First, be ready to be surprised. Harold Camping had to revise his date. Are we really going to buy the new one from someone who couldn’t get it right the first time? Even his wife had to tell him during their first night together “Honey, that’s not it.” Heck the Jehovah’s Witnesses have given up after four failed dates have passed and said “Enough with this $hit.” And the Scientologists? I haven’t been hearing the phrase “Beam me up!” lately, so I’m thinking they’re going to be sitting back and chuckling while watching the skies for the mothership…or Kathy Griffin. Rumor has it she’s their leader and making fun of them in her act is just a clever disguise to test their faith.
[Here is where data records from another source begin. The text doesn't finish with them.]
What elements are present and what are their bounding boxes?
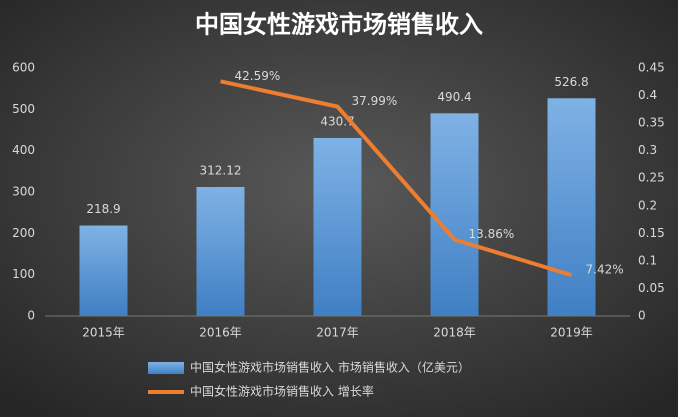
y2-tick-label: 0.35	[638, 116, 665, 130]
x-tick-label: 2018年	[433, 326, 476, 340]
y2-tick-label: 0.3	[638, 143, 657, 157]
y2-tick-label: 0.2	[638, 198, 657, 212]
bar	[196, 186, 245, 316]
bar-value-label: 526.8	[554, 75, 588, 89]
x-tick-label: 2017年	[316, 326, 359, 340]
bar	[313, 137, 362, 316]
y-tick-label: 100	[12, 267, 35, 281]
bar	[430, 113, 479, 316]
y-tick-label: 200	[12, 226, 35, 240]
line-value-label: 7.42%	[586, 263, 624, 277]
legend-label: 中国女性游戏市场销售收入 增长率	[190, 384, 374, 399]
y-tick-label: 400	[12, 143, 35, 157]
bar	[79, 225, 128, 316]
bar-value-label: 218.9	[86, 202, 120, 216]
bar	[547, 98, 596, 316]
bar-value-label: 312.12	[200, 163, 242, 177]
legend-swatch	[148, 362, 184, 374]
y-tick-label: 600	[12, 61, 35, 75]
y2-tick-label: 0	[638, 309, 646, 323]
chart-title: 中国女性游戏市场销售收入	[195, 10, 483, 39]
y2-tick-label: 0.25	[638, 171, 665, 185]
x-tick-label: 2019年	[550, 326, 593, 340]
legend-label: 中国女性游戏市场销售收入 市场销售收入（亿美元）	[190, 360, 470, 375]
line	[220, 79, 573, 278]
y2-tick-label: 0.05	[638, 281, 665, 295]
y-tick-label: 0	[27, 309, 35, 323]
line-value-label: 42.59%	[235, 69, 281, 83]
y2-tick-label: 0.15	[638, 226, 665, 240]
bar-value-label: 490.4	[437, 90, 471, 104]
x-tick-label: 2016年	[199, 326, 242, 340]
y-tick-label: 300	[12, 185, 35, 199]
y2-tick-label: 0.4	[638, 88, 657, 102]
y2-tick-label: 0.1	[638, 253, 657, 267]
line-value-label: 13.86%	[469, 227, 515, 241]
line-value-label: 37.99%	[352, 94, 398, 108]
y-tick-label: 500	[12, 102, 35, 116]
y2-tick-label: 0.45	[638, 61, 665, 75]
x-tick-label: 2015年	[82, 326, 125, 340]
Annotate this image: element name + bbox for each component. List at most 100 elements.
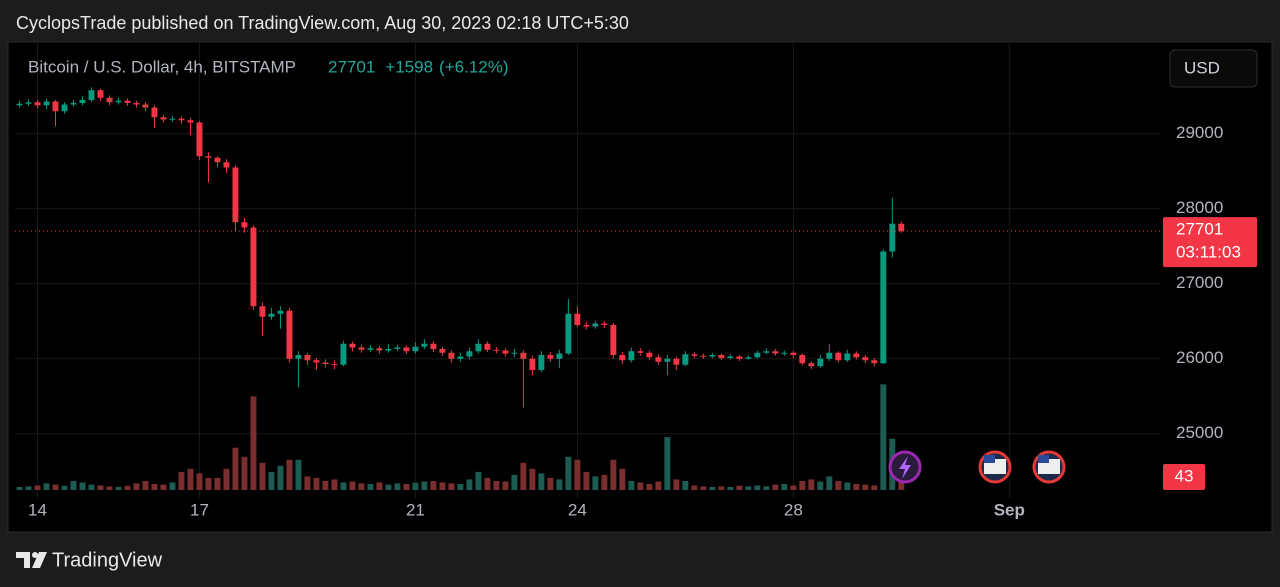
volume-bar <box>772 484 779 490</box>
candle-body <box>340 343 347 365</box>
candle-body <box>70 103 77 105</box>
volume-bar <box>718 486 725 490</box>
y-tick-label: 26000 <box>1176 348 1223 367</box>
logo-part <box>32 552 47 568</box>
footer-logo <box>16 552 47 568</box>
candle-body <box>880 251 887 364</box>
candle-body <box>412 346 419 352</box>
volume-bar <box>61 485 68 490</box>
volume-bar <box>745 486 752 490</box>
volume-bar <box>835 480 842 490</box>
volume-bar <box>196 473 203 490</box>
candle-body <box>394 347 401 349</box>
volume-bar <box>727 486 734 490</box>
volume-bar <box>628 480 635 490</box>
price-change-percent: (+6.12%) <box>439 57 508 76</box>
candle-body <box>34 102 41 106</box>
volume-bar <box>178 471 185 490</box>
volume-bar <box>16 486 23 490</box>
volume-bar <box>25 486 32 490</box>
volume-bar <box>394 483 401 490</box>
volume-bar <box>538 473 545 490</box>
grid <box>15 43 1160 498</box>
x-tick-label: 24 <box>568 500 587 519</box>
volume-bar <box>205 477 212 490</box>
volume-bar <box>673 479 680 490</box>
candle-body <box>817 358 824 367</box>
volume-bar <box>403 483 410 490</box>
candle-body <box>421 343 428 347</box>
candle-body <box>115 100 122 103</box>
candle-body <box>646 352 653 358</box>
candle-body <box>79 100 86 103</box>
volume-bar <box>133 483 140 490</box>
volume-bar <box>646 483 653 490</box>
volume-bar <box>169 482 176 490</box>
candle-body <box>790 352 797 355</box>
volume-bar <box>376 482 383 490</box>
candle-body <box>736 356 743 359</box>
last-price-label: 27701 <box>1176 220 1223 239</box>
volume-bar <box>790 485 797 490</box>
candles <box>16 87 905 408</box>
currency-button[interactable] <box>1169 49 1258 88</box>
volume-bars <box>16 384 905 490</box>
candle-body <box>547 355 554 359</box>
volume-bar <box>448 483 455 490</box>
candle-body <box>610 325 617 355</box>
candle-body <box>25 102 32 104</box>
volume-bar <box>853 483 860 490</box>
candle-body <box>286 310 293 359</box>
candle-body <box>808 363 815 367</box>
candle-body <box>763 351 770 353</box>
lightning-glyph <box>899 456 911 479</box>
x-tick-label: 21 <box>406 500 425 519</box>
volume-bar <box>439 482 446 490</box>
volume-label: 43 <box>1175 466 1194 485</box>
candle-body <box>583 325 590 327</box>
volume-bar <box>79 482 86 490</box>
candle-body <box>826 352 833 359</box>
volume-bar <box>781 483 788 490</box>
volume-bar <box>295 459 302 490</box>
candle-body <box>493 349 500 351</box>
volume-bar <box>655 481 662 490</box>
candle-body <box>349 343 356 348</box>
x-tick-label: Sep <box>994 500 1025 519</box>
volume-bar <box>556 479 563 490</box>
volume-bar <box>862 484 869 490</box>
candle-body <box>304 355 311 361</box>
candle-body <box>187 120 194 123</box>
footer-brand: TradingView <box>52 549 163 571</box>
volume-bar <box>808 479 815 490</box>
volume-bar <box>502 481 509 490</box>
volume-bar <box>214 477 221 490</box>
candle-body <box>457 356 464 359</box>
x-tick-label: 28 <box>784 500 803 519</box>
candle-body <box>520 352 527 359</box>
x-tick-label: 14 <box>28 500 47 519</box>
candle-body <box>124 100 131 103</box>
candle-body <box>853 353 860 358</box>
candle-body <box>295 355 302 359</box>
volume-bar <box>223 468 230 490</box>
candle-body <box>529 358 536 370</box>
volume-bar <box>565 456 572 490</box>
candle-body <box>88 90 95 100</box>
candle-body <box>133 103 140 105</box>
volume-bar <box>592 476 599 490</box>
candle-body <box>223 162 230 168</box>
volume-bar <box>232 447 239 490</box>
volume-bar <box>241 456 248 490</box>
volume-bar <box>43 483 50 490</box>
currency-label[interactable]: USD <box>1184 58 1220 77</box>
candle-body <box>250 227 257 307</box>
volume-bar <box>466 479 473 490</box>
attribution: CyclopsTrade published on TradingView.co… <box>16 13 629 33</box>
candle-body <box>835 352 842 361</box>
volume-bar <box>151 483 158 490</box>
volume-bar <box>385 484 392 490</box>
volume-bar <box>268 471 275 490</box>
candle-body <box>700 355 707 357</box>
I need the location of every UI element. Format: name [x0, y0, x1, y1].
The moral of this is to keep an open mind.

Second, come to terms with whether you’re on Team Edward or Team Jacob. And while you’re at it, can we please check Justin Bieber’s scalp for a 666? You never know who’s going to be leading the way in the underworld and it might be in our best interest to pick up a couple of his CDs just in case to show our support. We might want to pick up David Hasselhoff’s albums, too, because you know he and Tony Danza are going to be sitting on a throne of human bones swapping stories about being showcased on the walls of the Trademark Productions office.

Yeah, exactly.

Finally, I highly recommend buying very comfortable, very expensive underwear just in case we’re wrong and it does happen. This way, at least we’ll be pulling them down with some dignity as we’re about to take it in the bum for ever having doubted the whole thing in the first place. If not, we’ll be seeing you Monday morning. Come to think of it, I may be doomed to being left behind for Monday morning anyway. Oh, Kirk Cameron…how I wanted to mate with you back when I was in high school.